Memorialize Roneet – I have been pretty disciplined about writing thank you notes to people who made contributions to the causes that were important to her. It feels good to show gratitude and write handwritten notes in this electronic age.
I am also wearing the following wristband that was the idea of the team mom of Jacob’s basketball team that he coaches. She wanted to honor Roneet (and Jacob) by having wristbands made in her memory for the boys to wear during warmups. It was such a loving and touching gesture. I love wearing it and seeing in on my wrist and other family members and friends.
Finally, I wanted to use some of the fruits of our labor to memorialize Roneet in a couple of different ways.
The first is by the creation of the Roneet Carmell Memorial Fund at UCI Health to support the research of Dr. Yama Akbari and to fund two research fellows for a couple of years to support Jacob’s epileptologist, Dr. Jack Lin. Roneet and Dr. Lin had a wonderful relationship and he has been very helpful to Jacob. There is an extraordinary shortage of Epileptologists to help the very large number of people that have epilepsy. It is a very pressing need to have more people go into this very important field of medicine.
I also made a donation to the Pardes Institute in Jerusalem which focuses on Jewish studies. Every year they have a ceremony and celebration to honor the founding of the state of Israel. It takes place in May of each year. Starting in 2019 this ceremony will be named in honor of Roneet in perpetuity. Roneet was Israeli by blood and I know she would have been so happy to have this annual event in Jerusalem be carried out in her honor.

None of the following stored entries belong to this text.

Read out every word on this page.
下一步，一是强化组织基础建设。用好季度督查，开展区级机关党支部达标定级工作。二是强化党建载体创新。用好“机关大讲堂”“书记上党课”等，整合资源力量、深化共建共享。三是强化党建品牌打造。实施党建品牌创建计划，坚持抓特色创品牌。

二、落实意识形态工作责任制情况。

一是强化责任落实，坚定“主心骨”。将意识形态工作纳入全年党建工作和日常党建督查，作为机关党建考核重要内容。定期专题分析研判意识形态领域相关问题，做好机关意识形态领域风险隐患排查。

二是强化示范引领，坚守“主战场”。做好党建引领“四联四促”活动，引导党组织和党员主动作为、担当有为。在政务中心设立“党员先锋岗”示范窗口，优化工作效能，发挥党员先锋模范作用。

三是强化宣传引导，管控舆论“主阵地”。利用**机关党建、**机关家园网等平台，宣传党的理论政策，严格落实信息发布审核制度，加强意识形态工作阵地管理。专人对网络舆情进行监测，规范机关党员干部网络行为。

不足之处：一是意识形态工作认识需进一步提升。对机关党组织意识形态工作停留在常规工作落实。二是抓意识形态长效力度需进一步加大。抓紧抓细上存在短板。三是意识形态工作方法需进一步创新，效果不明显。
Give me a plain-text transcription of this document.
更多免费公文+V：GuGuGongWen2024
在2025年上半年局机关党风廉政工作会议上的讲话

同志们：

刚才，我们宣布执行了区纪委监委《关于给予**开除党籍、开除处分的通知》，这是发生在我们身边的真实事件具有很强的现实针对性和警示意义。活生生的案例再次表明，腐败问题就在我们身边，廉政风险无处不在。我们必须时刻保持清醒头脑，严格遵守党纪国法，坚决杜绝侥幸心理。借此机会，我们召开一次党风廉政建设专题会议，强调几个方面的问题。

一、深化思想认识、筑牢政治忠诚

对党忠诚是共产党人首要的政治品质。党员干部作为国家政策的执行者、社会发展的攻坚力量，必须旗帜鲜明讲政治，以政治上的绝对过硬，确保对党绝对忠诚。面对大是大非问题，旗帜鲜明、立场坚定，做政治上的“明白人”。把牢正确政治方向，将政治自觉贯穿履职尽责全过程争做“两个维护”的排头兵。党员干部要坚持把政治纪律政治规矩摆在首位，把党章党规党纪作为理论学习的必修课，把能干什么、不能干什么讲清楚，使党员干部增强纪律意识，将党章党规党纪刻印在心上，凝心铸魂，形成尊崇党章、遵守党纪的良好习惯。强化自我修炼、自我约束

I don’t bring these up to brag but to convey how doing this is an important part of me moving forward and putting my success mechanism to work.
I have lost the love of my life but I’m not going to lose loving life. She would never want this for me.I have lost the love of my life but I’m not going to lose loving life.Click To Tweet
I am beginning to turn the corner and look ahead. I intend to do all I can to be fully engaged in life. That is something Roneet did masterfully and I look forward to honoring her by living life fully.
I leave you with a famous poem about death that sums up how I feel right now.
Death Is Nothing At All
By Henry Scott-Holland
Death is nothing at all.
It does not count.
I have only slipped away into the next room.
Nothing has happened.
Everything remains exactly as it was.
I am I, and you are you,
and the old life that we lived so fondly together is untouched, unchanged.
Whatever we were to each other, that we are still.
Call me by the old familiar name.
Speak of me in the easy way which you always used.
Put no difference into your tone.
Wear no forced air of solemnity or sorrow.
Laugh as we always laughed at the little jokes that we enjoyed together.
Play, smile, think of me, pray for me.
Let my name be ever the household word that it always was.
Let it be spoken without an effort, without the ghost of a shadow upon it.
Life means all that it ever meant.
It is the same as it ever was.
There is absolute and unbroken continuity.
What is this death but a negligible accident?
Why should I be out of mind because I am out of sight?
I am but waiting for you, for an interval,
somewhere very near,
just round the corner.
All is well.
Nothing is hurt; nothing is lost.
One brief moment and all will be as it was before.
How we shall laugh at the trouble of parting when we meet again!